28.09.2009
Thank You, Ivar

It was 2006 in Algiers and I was meeting with a small group of parents of children with autism, prior to a larger lecture on applied behavior analysis (ABA) and autism. I struggled, unsuccessfully, to understand the parents' questions in French, but one word was clear: "Lovaas." These parents knew his work and shared the hope it gave them. This situation was to be repeated, for me, in several other languages, including Chinese, Romanian, Portuguese, German, and Arabic. Parents around the world knew that Dr.
Lovaas was their starting point and ABA was what they wanted for their children.

Starting with his 1987 paper (Lovaas, 1987) and the subsequent popularization by Catherine Maurice (1993), parents came to know that if you started early, intervened intensively, and used ABA, there was hope to regain their lost child. This was a remarkable promise because before Lovaas, there was little other than despair. In my 40 years in the field, nothing has been as moving to me as a tearful parent saying, "I have my child back," after intensive ABA therapy.

Lovaas was not the first to use ABA with children with autism.

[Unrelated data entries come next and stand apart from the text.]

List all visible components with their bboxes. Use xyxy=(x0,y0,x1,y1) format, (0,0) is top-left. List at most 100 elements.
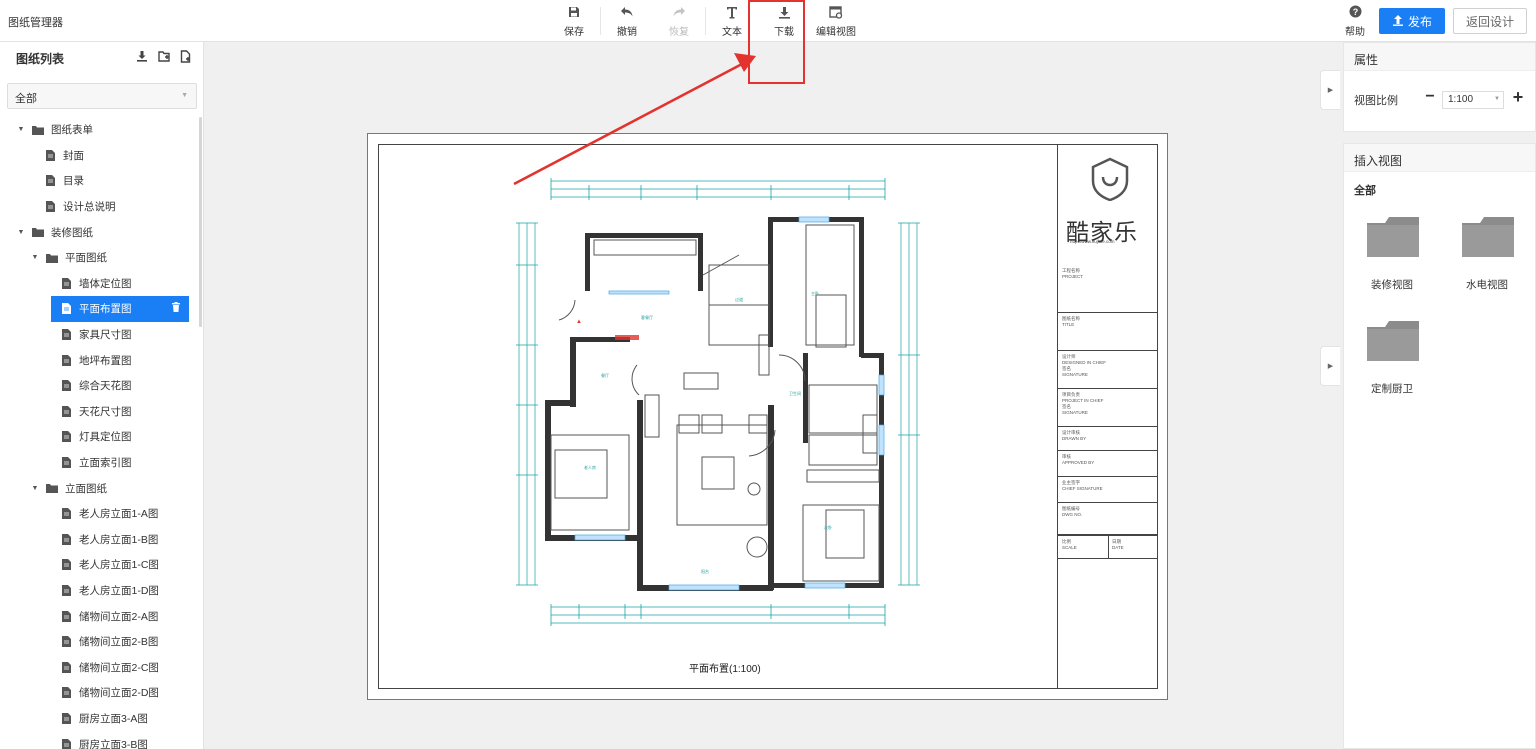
insert-views-title: 插入视图 xyxy=(1344,144,1535,172)
svg-text:阳台: 阳台 xyxy=(701,568,709,574)
help-button[interactable]: ? 帮助 xyxy=(1340,5,1370,38)
tree-folder[interactable]: ▼ 立面图纸 xyxy=(0,475,200,501)
expand-views-toggle[interactable]: ▶ xyxy=(1320,346,1340,386)
caret-down-icon[interactable]: ▼ xyxy=(30,254,40,261)
tree-file[interactable]: 老人房立面1-A图 xyxy=(0,501,200,527)
tree-item-label: 立面图纸 xyxy=(65,482,107,495)
tree-folder[interactable]: ▼ 平面图纸 xyxy=(0,245,200,271)
file-icon xyxy=(60,610,72,622)
publish-button[interactable]: 发布 xyxy=(1379,8,1445,34)
tree-item-label: 地坪布置图 xyxy=(79,354,132,367)
download-all-icon[interactable] xyxy=(135,49,149,63)
drawing-sheet[interactable]: 客餐厅 餐厅 主卧 过道 老人房 次卧 阳台 卫生间 ▲ 平面布置(1:100) xyxy=(367,133,1168,700)
tree-file[interactable]: 灯具定位图 xyxy=(0,424,200,450)
insert-views-filter[interactable]: 全部 xyxy=(1344,172,1535,202)
back-to-design-button[interactable]: 返回设计 xyxy=(1453,8,1527,34)
scale-value: 1:100 xyxy=(1448,94,1474,105)
caret-down-icon[interactable]: ▼ xyxy=(30,485,40,492)
properties-title: 属性 xyxy=(1344,43,1535,71)
drawing-canvas[interactable]: 客餐厅 餐厅 主卧 过道 老人房 次卧 阳台 卫生间 ▲ 平面布置(1:100) xyxy=(205,42,1341,749)
tree-file[interactable]: 储物间立面2-A图 xyxy=(0,603,200,629)
edit-view-button[interactable]: 编辑视图 xyxy=(810,0,862,42)
redo-button[interactable]: 恢复 xyxy=(653,0,705,42)
view-tile-custom-kitchen-bath[interactable]: 定制厨卫 xyxy=(1347,321,1437,411)
add-folder-icon[interactable] xyxy=(157,49,171,63)
tree-file[interactable]: 老人房立面1-C图 xyxy=(0,552,200,578)
tree-folder[interactable]: ▼ 图纸表单 xyxy=(0,117,200,143)
svg-text:客餐厅: 客餐厅 xyxy=(641,314,653,320)
title-block-row: 工程名称 PROJECT xyxy=(1058,265,1158,313)
add-file-icon[interactable] xyxy=(179,49,193,63)
file-icon xyxy=(60,457,72,469)
tree-file[interactable]: 储物间立面2-B图 xyxy=(0,629,200,655)
view-tile-label: 装修视图 xyxy=(1371,279,1413,291)
tree-item-label: 灯具定位图 xyxy=(79,431,132,444)
tree-item-label: 墙体定位图 xyxy=(79,277,132,290)
insert-views-panel: 插入视图 全部 装修视图 水电视图 定制厨卫 xyxy=(1343,143,1536,749)
caret-down-icon[interactable]: ▼ xyxy=(16,126,26,133)
undo-button[interactable]: 撤销 xyxy=(601,0,653,42)
tree-file[interactable]: 墙体定位图 xyxy=(0,271,200,297)
sidebar-header: 图纸列表 xyxy=(0,42,203,72)
sidebar-scrollbar[interactable] xyxy=(199,117,202,327)
tree-file[interactable]: 目录 xyxy=(0,168,200,194)
expand-properties-toggle[interactable]: ▶ xyxy=(1320,70,1340,110)
tree-file[interactable]: 综合天花图 xyxy=(0,373,200,399)
tree-folder[interactable]: ▼ 装修图纸 xyxy=(0,219,200,245)
tree-item-label: 储物间立面2-D图 xyxy=(79,687,159,700)
tree-item-label: 老人房立面1-D图 xyxy=(79,584,159,597)
tree-file[interactable]: 设计总说明 xyxy=(0,194,200,220)
file-icon xyxy=(60,508,72,520)
text-icon xyxy=(724,4,740,20)
tree-item-label: 储物间立面2-A图 xyxy=(79,610,159,623)
tree-file[interactable]: 老人房立面1-B图 xyxy=(0,527,200,553)
tree-file[interactable]: 封面 xyxy=(0,143,200,169)
tree-item-label: 老人房立面1-C图 xyxy=(79,559,159,572)
drawing-filter-select[interactable]: 全部 ▼ xyxy=(7,83,197,109)
title-block-row: 审核 APPROVED BY xyxy=(1058,451,1158,477)
view-tile-decoration[interactable]: 装修视图 xyxy=(1347,217,1437,307)
title-block-text: SIGNATURE xyxy=(1062,372,1088,377)
scale-select[interactable]: 1:100 ▼ xyxy=(1442,91,1504,109)
folder-icon xyxy=(32,124,44,136)
file-icon xyxy=(60,354,72,366)
scale-increase-button[interactable]: + xyxy=(1510,88,1526,107)
tree-file[interactable]: 平面布置图 xyxy=(51,296,189,322)
tree-file[interactable]: 家具尺寸图 xyxy=(0,322,200,348)
svg-text:主卧: 主卧 xyxy=(811,290,819,296)
drawing-tree: ▼ 图纸表单封面 目录 设计总说明 ▼ 装修图纸 ▼ 平面图纸墙体定位图平面布置图家具尺寸图地… xyxy=(0,117,200,749)
floor-plan[interactable]: 客餐厅 餐厅 主卧 过道 老人房 次卧 阳台 卫生间 ▲ 平面布置(1:100) xyxy=(379,145,1057,688)
tree-file[interactable]: 天花尺寸图 xyxy=(0,399,200,425)
tree-item-label: 老人房立面1-B图 xyxy=(79,533,159,546)
save-button[interactable]: 保存 xyxy=(548,0,600,42)
tree-item-label: 平面布置图 xyxy=(79,303,132,316)
sidebar-actions xyxy=(135,49,193,63)
logo-url: http://www.kujiale.com xyxy=(1070,239,1115,244)
title-block-text: TITLE xyxy=(1062,322,1075,327)
file-icon xyxy=(44,201,56,213)
file-icon xyxy=(60,303,72,315)
tree-file[interactable]: 储物间立面2-C图 xyxy=(0,654,200,680)
view-tile-plumbing[interactable]: 水电视图 xyxy=(1442,217,1532,307)
tree-file[interactable]: 厨房立面3-A图 xyxy=(0,706,200,732)
tree-file[interactable]: 立面索引图 xyxy=(0,450,200,476)
svg-text:餐厅: 餐厅 xyxy=(601,372,609,378)
tree-item-label: 立面索引图 xyxy=(79,457,132,470)
title-block-text: APPROVED BY xyxy=(1062,460,1095,465)
scale-decrease-button[interactable]: − xyxy=(1423,89,1437,106)
tree-file[interactable]: 地坪布置图 xyxy=(0,347,200,373)
tree-file[interactable]: 厨房立面3-B图 xyxy=(0,731,200,749)
redo-label: 恢复 xyxy=(669,27,689,38)
title-block-row: 项目负责 PROJECT IN CHIEF 签名 SIGNATURE xyxy=(1058,389,1158,427)
publish-label: 发布 xyxy=(1407,14,1432,29)
view-tile-label: 水电视图 xyxy=(1466,279,1508,291)
delete-icon[interactable] xyxy=(172,302,180,315)
tree-item-label: 图纸表单 xyxy=(51,124,93,137)
tree-item-label: 储物间立面2-C图 xyxy=(79,661,159,674)
svg-text:▲: ▲ xyxy=(576,319,582,325)
caret-down-icon[interactable]: ▼ xyxy=(16,229,26,236)
scale-label: 视图比例 xyxy=(1354,95,1398,107)
svg-text:?: ? xyxy=(1352,7,1358,17)
tree-file[interactable]: 老人房立面1-D图 xyxy=(0,578,200,604)
tree-file[interactable]: 储物间立面2-D图 xyxy=(0,680,200,706)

But, where others worked on a few response classes, he worked on the entire behavior repertoire. However, his early work in the 1960s produced tremendous behavioral gains, which were only to be lost when intensive intervention ended. But, to his great credit, he persisted until he was able to delineate the conditions under which these immense gains would be maintained. He was able to show in his 1987 paper that some children could achieve normal functioning and advance with their same-age peers when the intense intervention with ABA was begun at a very early age and continued until a high level of functioning was attained.

Besides this remarkable achievement, Lovaas should be credited with publishing in a mainstream clinical psychology journal. To do so, it was necessary to use a group design and use dependent variables, which behaviorists are not inclined to employ. Without having done so, however, it is unlikely that other fields would have paid much attention to his results. Although nonbehavioral critics still found many faults with his study, he presented the data in a form that did not allow them to raise the issue of single-subject design.

Lovaas was generous with the knowledge he had acquired. Shortly after his 1987 paper appeared, my business partner Brenda Terzich and I met with him at UCLA and he explained his methods and even sent one of his graduate students, Annette Groen, to teach us the parameters of his discrete trial methodology. Many of us in the ABA service-delivery field make use of other ABA technologies, such as PECS (Frost & Bondy, 2002), Tag Teaching (Pryor, 2009), programmed generalization procedures (Terzich, 2009), and the like. However, our starting point continues to be discrete trials methodology as developed by Lovaas.

Lovaas's work and the continuing increase in the frequency of the autism diagnosis have been the impetus for a growing ABA industry. In California alone, there must be close to 100 companies that claim to be doing ABA with children with autism. Some employ only a few ,and some have as many as 500. Some are direct replications of the Lovaas methodology, some are doing poor imitations of his work, and some are integrating other ABA methods with his work. But clearly, the Lovaas methodology is the starting point.

The development of this industry has been correlated with the creation of the Behavior Analysis Certification Board (BACB) by Jerry Shook and others. This Board has created two certificates, the Board Certified Behavior Analyst (BCBA) and the Board Certified Assistant Behavior Analyst (BCaBA). Although their status is in flux at the moment, the strong impetus is for funding agencies to recognize this certification as the basis for supporting programs supervised by the holder of the certification. The Board has created a curriculum and an examination, both of which must be taken and passed by an individual to become certified. Both not only contain ABA issues but also clearly require familiarity with behavior analysis as well as radical behaviorism. Currently there are more than 171 universities offering the curriculum (25 outside the United States) and more than, 8,000 persons holding the certification (250 outside the United States; Shook, 2010, personal communication). Our field is being accepted and sought, here and internationally. Parents and other professionals view our field with a respect and recognition that was not extant 25 years ago.

With the immensity of this development, it is easy to lose track of where this growth began. I would argue it began with Lovaas. Without his work there would have been nothing for Catherine Maurice to popularize, no intense demand for persons to apply ABA to children with autism, and certainly less demand for an independent certification process. And, I believe, there would ultimately have been less appreciation and acceptance of our field.

For all this I would like to say, on behalf of the behavioral community,
thank you, Ivar.
References
Frost , L., & Bondy, A. (2002). The Picture Exchange Communication System. Newark, NJ: Pyramid Educational Products.
Lovaas , I. (1987). Behavioral treatment and normal educational and intellectual functioning in young autistic children. Journal of Consulting and Clinical Psychology, 55, 3-9
Maurice , C. (1993). Let me hear your voice: A family's triumph over autism. New York: Fawcett.
Pryor, K. (2009). Reaching the animal mind. New York: Scribner.
Ter zich , B. (1999). Generalization within early intervention programs for children with autism: A conceptual synthesis. Paper presented at the annual meeting of the Association for Behavior Analysis, Chicago.